A pal of mine has a small slit in his neck, maybe 1 or 2 millimeters wide. It's always been there, he says, and occasionally embarrasses him by exuding a little gooey fluid. Someone once told him it was a gill (which would be appropriate enough, he says, since he was born under the sign of Pisces--and it might explain why his daughter has a passion for marine biology).
A gill? Can it truly be so? To find out, I called some anatomy experts--Dr. Michael Fishbein (chief of autopsy pathology at UCLA) and Ronald Bergman, emeritus professor of anatomy at the University of Iowa.
For the Record
Los Angeles Times Monday August 6, 2001 Home Edition Health Part S Page 3 View Desk 1 inches; 34 words Type of Material: Correction
Booster Shots--A story in the July 30 Health section included an Internet address that was shown incorrectly as all lowercase letters. The correct address is http://www.vh.org/Providers/Textbooks/AnatomicVariants/AnatomyHP.html.
My pal, it turns out, has something called a branchial cleft cyst or sinus. And it is gill-related. No, he couldn't breathe under water with it. But, in a fish, that same structure would end up as a gill slit.
From further reading we gather that all of us, as embryos, had these little clefts or indentations: four, in a row, on each side of our developing heads. Early in development, they usually disappear--all but one pair, which end up as our ear canals.
And guess what? Depending on where the opening is on the neck, it's possible to figure out which one of the clefts didn't close. I can't wait to see my pal again and investigate.
Having gill-like slits is the tip of the iceberg when it comes to human variation, we learn. None of us is alike inside our bodies, which should come as no surprise, since people are plenty different on the outside. Why should variability, like beauty, be only skin deep?
Yet most anatomy textbooks don't discuss this kind of variation, leading to many a shout of "Hey, come check this out!" in medical school dissecting rooms, says Bergman, who's been compiling a compendium of these differences for decades. (Read about it in Bergman and colleagues' online book, at http://www.vh.org/providers/textbooks/anatomicvariants/anatomyhp.html.)
Most variabilities don't do us any harm--except, perhaps, when we're under the surgeon's knife and a vein or artery or muscle is in an odd place. Then being different can be serious.
For instance, says Bergman, more than 10% of us lack a little muscle in the wrist called the palmaris longus, and once in a while a surgeon trying to remove it will end up removing an important hand nerve instead.
Another tricky place is the liver, says Fishbein: The bile ducts can come out of it--or arteries branch toward it--in quite different places, sometimes leading to accidents during surgery.

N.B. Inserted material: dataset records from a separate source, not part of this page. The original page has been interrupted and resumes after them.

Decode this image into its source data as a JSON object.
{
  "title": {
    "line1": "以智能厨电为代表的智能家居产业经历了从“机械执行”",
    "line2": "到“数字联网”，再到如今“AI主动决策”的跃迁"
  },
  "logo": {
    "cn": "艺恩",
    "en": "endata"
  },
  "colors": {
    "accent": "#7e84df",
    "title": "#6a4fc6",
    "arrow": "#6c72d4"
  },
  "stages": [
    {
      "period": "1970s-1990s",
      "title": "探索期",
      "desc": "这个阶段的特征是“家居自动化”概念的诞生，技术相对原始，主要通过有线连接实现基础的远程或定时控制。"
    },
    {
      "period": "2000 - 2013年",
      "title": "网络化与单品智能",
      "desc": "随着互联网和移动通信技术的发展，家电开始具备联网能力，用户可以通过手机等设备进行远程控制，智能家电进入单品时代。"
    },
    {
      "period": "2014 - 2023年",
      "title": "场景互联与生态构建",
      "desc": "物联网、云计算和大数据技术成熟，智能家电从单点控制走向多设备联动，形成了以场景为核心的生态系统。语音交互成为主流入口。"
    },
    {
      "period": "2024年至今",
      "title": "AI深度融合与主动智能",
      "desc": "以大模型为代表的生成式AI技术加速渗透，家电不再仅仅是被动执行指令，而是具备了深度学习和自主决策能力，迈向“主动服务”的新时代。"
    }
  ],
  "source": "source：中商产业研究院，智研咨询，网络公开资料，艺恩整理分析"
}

Here are some of the other ways we can differ from each other:
* Some of us are born with little tails or extra nipples. It's true.
* Some of us have something called "situs inversus"--kind of back-to-front bodies. Heart and stomach can be on the right instead of left; the appendix and liver on the left instead of right, etc. (This is one reason why it's important doctors label an X-ray with "L" or "R" so they don't inadvertently flip it back-to-front, says Fishbein.)
* Some of us are born with just one kidney--or a big horseshoe-shaped kidney instead of two separate ones.
* Some people have little extra lungs, spleens, livers and pancreases or extra lobes on those organs. The organs can be in surprising locations as well.
Veins, Bergman reckons, are the most variable of our inner body parts. Skeletons are mighty variable too. Knee bones can be of different sizes, in different positions or just plain absent. The first lumbar vertebra can have a small, rudimentary rib attached to it--in as many as 8.8% of people, according to one old study on 559 skeletons.
In the foot alone folks may have various extra or different-shaped bones, forked big toes, forked little toes, or even seven or eight toes. "Six fingers," says Bergman, "are not uncommon."
His Web site has a picture of a scary old device his book terms a "sixth-finger-nipper"--used by a 16th century surgeon to snip off the offending extra digit.